Темнота наползает, кладёт свои руки Ане на колени, взбирается, садится. Ей кажется, что ветви вишен качаются на спине, пахнет водой, сырой, затхлой, кислыми листами, острой махоркой. За рекой страшно. Кусты. А если пойти вглубь, туда, где яблони, страшная птица вылетит и клюнет прямо в сердце.
— Я приезжала, а ты не ночевал дома.
— Ночевал.
— Не ночевал. Я оставляла книгу под подушкой. Ты её не вынул. Если бы ты спал в этой кровати.
— Я спал.
— Нет. Я приехала специально. Холодильник пустой.
— Я не ел дома.
— Ты не жил дома.
— Жил.
— Нет, нет, — говорит мама.
Голос её что-то вырывает из Аниного сердца, Аня плачет, ей хочется спать, и ветки колышутся всё сильнее, царапают спину.
— Надо спрятаться под лавку, — думает Аня, но под лавкой темно, холодная скользкая трава забирается под кожу, как насекомое.
Аня вспоминает про баню. Заходит внутрь. Там сыро, мухи жужжат в темноте.
Слышно, как мама повторяет — ненавижу, ненавижу, ненавижу, отец то появляется, то уходит, то большой, то маленький, Аня просит его: «возьми меня на ручки, мне холодно».
Он берёт, несёт в сад, мутно-серый. — Как много пыли, — думает Аня, — как много пыли. Пыль лежит на деревьях, вишни блестят сквозь пыль, как варенье через голубую плесень.
— Это не пыль, это снег, — говорит отец, и опускает Аню на землю. Ноги у Ани голые, снег холодный.
— Возьми на ручки.
— Сколько же ягод, — мама в белом платке поднимает с земли яблоки, засыпанные снегом, словно сахаром, даёт Ане, но Аня отворачивается, плачет.
— Надо, надо, глотай.
Заталкивает яблоко в рот, Аня выплевывает, и мама снова засовывает ей в рот ягодную гниль, и она глотает.

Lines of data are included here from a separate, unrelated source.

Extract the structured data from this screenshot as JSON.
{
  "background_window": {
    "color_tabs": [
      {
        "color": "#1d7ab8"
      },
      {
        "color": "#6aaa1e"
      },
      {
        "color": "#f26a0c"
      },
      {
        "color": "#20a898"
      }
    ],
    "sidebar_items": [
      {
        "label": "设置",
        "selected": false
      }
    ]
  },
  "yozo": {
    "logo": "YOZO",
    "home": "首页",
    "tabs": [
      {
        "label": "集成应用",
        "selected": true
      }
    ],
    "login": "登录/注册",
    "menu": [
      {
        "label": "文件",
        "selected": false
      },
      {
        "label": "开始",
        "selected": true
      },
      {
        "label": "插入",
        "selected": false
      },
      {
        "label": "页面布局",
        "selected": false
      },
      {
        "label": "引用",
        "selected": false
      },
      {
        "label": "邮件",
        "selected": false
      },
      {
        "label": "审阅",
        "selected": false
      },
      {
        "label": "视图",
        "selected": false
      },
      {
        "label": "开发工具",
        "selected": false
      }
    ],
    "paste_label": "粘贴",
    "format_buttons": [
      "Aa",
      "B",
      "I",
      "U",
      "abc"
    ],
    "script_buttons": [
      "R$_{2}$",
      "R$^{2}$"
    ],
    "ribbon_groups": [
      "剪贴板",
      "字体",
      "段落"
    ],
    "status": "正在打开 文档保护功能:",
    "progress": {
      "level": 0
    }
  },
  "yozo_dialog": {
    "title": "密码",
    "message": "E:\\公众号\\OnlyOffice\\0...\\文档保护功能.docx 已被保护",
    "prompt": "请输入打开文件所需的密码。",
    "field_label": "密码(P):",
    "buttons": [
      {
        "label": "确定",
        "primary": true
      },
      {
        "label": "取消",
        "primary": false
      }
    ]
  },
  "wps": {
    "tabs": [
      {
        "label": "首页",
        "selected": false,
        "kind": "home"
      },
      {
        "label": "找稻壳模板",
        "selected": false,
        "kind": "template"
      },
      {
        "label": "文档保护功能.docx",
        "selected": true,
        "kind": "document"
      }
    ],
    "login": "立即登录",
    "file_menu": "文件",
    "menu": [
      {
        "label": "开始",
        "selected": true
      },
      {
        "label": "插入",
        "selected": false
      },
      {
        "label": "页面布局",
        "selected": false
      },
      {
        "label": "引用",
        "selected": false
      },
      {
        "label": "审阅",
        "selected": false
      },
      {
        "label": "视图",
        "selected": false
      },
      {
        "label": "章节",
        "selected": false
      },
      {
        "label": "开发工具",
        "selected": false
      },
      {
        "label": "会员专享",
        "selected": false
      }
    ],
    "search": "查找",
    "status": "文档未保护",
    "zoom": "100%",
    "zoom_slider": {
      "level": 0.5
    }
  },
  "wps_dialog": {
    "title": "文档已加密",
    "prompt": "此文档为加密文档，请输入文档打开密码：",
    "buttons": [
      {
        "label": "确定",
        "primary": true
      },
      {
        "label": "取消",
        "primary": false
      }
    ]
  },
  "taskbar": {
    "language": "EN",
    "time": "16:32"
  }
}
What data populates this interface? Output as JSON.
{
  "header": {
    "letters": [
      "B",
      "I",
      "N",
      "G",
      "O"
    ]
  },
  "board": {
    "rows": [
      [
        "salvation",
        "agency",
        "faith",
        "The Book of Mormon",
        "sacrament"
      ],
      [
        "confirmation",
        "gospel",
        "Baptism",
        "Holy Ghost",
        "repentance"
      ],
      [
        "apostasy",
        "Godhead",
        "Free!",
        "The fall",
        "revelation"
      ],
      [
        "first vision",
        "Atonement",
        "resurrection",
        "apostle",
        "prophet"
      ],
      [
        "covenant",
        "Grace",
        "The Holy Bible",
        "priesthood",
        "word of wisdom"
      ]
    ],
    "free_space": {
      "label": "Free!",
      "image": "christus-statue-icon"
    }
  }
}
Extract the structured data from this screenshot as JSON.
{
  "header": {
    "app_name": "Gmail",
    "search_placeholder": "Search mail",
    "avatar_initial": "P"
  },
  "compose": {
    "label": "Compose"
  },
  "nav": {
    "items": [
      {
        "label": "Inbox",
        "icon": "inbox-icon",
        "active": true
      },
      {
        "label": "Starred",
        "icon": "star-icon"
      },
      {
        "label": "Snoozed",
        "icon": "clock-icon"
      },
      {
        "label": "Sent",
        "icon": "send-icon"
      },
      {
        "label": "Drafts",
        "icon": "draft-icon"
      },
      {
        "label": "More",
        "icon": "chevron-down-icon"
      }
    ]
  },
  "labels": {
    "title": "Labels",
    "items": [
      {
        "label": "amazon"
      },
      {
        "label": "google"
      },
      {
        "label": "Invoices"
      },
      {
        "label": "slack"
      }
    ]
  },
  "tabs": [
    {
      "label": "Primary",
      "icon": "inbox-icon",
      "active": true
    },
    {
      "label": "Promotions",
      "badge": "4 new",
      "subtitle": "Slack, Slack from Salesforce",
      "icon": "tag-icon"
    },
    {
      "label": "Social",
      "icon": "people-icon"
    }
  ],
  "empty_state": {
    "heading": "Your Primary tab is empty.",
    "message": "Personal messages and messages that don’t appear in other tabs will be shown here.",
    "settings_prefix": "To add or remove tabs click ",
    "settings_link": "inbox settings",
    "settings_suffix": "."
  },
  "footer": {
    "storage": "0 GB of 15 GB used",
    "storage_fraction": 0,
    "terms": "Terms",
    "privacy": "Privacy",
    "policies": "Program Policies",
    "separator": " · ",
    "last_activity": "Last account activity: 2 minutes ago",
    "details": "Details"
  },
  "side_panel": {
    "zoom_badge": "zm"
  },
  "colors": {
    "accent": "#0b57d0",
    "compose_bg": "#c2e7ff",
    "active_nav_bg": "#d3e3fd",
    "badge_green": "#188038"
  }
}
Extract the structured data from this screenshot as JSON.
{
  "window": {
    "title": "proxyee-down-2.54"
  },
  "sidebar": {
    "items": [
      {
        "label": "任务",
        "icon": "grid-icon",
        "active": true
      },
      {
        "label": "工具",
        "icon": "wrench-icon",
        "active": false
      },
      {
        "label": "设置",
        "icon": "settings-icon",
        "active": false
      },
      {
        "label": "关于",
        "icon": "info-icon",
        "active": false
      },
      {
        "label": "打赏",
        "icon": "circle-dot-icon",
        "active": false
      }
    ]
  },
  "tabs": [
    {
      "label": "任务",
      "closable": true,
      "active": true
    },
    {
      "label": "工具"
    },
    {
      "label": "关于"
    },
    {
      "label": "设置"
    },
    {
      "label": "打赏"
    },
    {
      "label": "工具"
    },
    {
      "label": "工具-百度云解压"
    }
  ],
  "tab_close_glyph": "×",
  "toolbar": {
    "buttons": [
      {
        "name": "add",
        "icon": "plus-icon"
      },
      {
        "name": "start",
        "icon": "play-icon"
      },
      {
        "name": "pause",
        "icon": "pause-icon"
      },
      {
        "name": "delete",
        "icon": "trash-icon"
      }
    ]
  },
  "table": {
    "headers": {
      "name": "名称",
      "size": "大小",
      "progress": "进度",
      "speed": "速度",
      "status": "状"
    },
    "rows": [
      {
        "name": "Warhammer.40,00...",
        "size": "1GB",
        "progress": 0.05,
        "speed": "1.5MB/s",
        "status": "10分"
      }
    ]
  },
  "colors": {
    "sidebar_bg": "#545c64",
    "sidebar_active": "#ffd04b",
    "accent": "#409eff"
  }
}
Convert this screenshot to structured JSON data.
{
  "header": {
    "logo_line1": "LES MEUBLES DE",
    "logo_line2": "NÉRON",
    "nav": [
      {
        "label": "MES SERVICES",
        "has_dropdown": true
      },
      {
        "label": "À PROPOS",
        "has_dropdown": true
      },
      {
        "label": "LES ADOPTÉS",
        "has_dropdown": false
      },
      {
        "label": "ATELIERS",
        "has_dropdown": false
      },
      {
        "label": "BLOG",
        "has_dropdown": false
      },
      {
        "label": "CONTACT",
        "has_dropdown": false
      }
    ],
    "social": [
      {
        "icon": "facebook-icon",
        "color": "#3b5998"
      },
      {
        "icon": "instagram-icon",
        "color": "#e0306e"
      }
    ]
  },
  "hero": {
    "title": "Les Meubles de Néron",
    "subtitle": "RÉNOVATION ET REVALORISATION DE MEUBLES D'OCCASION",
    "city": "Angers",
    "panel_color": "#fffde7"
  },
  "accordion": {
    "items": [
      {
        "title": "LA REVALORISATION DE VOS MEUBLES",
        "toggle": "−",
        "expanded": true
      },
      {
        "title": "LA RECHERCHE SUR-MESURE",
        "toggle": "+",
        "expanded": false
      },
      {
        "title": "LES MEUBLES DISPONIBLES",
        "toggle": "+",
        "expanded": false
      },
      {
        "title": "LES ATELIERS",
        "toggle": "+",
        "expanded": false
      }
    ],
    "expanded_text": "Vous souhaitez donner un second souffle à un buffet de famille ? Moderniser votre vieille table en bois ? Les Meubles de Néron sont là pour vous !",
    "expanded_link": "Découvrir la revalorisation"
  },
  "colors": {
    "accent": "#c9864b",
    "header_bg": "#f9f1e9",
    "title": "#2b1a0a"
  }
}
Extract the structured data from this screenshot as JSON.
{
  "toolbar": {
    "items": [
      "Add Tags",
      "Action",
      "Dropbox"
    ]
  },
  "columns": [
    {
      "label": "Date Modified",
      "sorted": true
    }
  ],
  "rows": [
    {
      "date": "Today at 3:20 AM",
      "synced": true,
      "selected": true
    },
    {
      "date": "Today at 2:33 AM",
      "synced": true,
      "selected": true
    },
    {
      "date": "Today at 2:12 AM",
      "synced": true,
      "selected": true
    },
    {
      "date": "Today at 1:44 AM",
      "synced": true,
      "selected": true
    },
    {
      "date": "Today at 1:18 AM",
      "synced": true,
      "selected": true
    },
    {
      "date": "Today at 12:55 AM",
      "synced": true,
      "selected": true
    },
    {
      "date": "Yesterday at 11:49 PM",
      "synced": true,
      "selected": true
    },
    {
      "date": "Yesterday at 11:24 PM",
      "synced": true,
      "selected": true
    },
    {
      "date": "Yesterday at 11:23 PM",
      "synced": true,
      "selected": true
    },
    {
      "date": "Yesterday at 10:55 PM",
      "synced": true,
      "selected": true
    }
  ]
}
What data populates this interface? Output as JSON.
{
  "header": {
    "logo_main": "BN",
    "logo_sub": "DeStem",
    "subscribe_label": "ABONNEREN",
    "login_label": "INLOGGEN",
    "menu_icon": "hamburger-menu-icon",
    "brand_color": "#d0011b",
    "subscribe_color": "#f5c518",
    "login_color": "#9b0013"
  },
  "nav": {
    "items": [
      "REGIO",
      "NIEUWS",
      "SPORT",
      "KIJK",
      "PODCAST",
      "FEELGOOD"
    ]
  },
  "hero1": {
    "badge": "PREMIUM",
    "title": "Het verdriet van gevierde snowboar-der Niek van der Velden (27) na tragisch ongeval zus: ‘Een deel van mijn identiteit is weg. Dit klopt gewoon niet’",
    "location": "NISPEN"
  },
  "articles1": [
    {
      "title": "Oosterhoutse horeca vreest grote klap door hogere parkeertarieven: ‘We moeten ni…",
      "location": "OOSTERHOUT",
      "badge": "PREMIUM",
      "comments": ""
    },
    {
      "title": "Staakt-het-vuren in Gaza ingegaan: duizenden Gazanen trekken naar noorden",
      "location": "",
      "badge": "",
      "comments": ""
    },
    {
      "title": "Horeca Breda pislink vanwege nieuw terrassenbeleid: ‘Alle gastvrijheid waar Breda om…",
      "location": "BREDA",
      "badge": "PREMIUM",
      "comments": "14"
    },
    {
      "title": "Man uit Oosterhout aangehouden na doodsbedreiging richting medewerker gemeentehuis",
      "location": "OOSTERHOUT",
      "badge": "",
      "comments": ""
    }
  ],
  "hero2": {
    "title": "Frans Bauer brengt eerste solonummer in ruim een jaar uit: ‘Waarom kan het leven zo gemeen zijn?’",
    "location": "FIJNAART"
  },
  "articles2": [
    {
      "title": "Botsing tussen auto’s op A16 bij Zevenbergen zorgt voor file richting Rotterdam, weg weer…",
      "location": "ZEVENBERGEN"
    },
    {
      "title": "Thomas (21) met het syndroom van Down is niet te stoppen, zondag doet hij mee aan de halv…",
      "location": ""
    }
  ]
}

Вокруг мамы мухи, садятся на платок, отец сгоняет их в сторону, и они там жужжат серым роем, и сквозь них, как через туман, жёлтым глазом смотрит на Аню птица, а ещё дальше через птицу Аня видит яблоню всю в золотых яблоках.
— Молодильные.
Аня тянет руку, ей кажется, что она может сорвать вот так, не касаясь, но птица, словно чувствуя сигнал, вылетает с ветки и летит на Аню жёлтым страшным глазом, и разбивается яблоком.
И снилось ещё что-то длинное, невыносимое, как скрип качелей или вёсел в уключинах лодки. А потом закончилось. Аня вышла в сад.
Молодой, новый. Аня пошла к реке, где должна сидеть мама и чистить рыбу.
Чешуйки прозрачные блестели среди травы, как слёзы. Вот дорожка к реке, вот помост, но реки нет, высохла, вместо неё только высокая трава, овраг, и ивы, расступившись, смотрели на Аню, и птица с белым клювом катала яблоко, туда-сюда, тук-стук.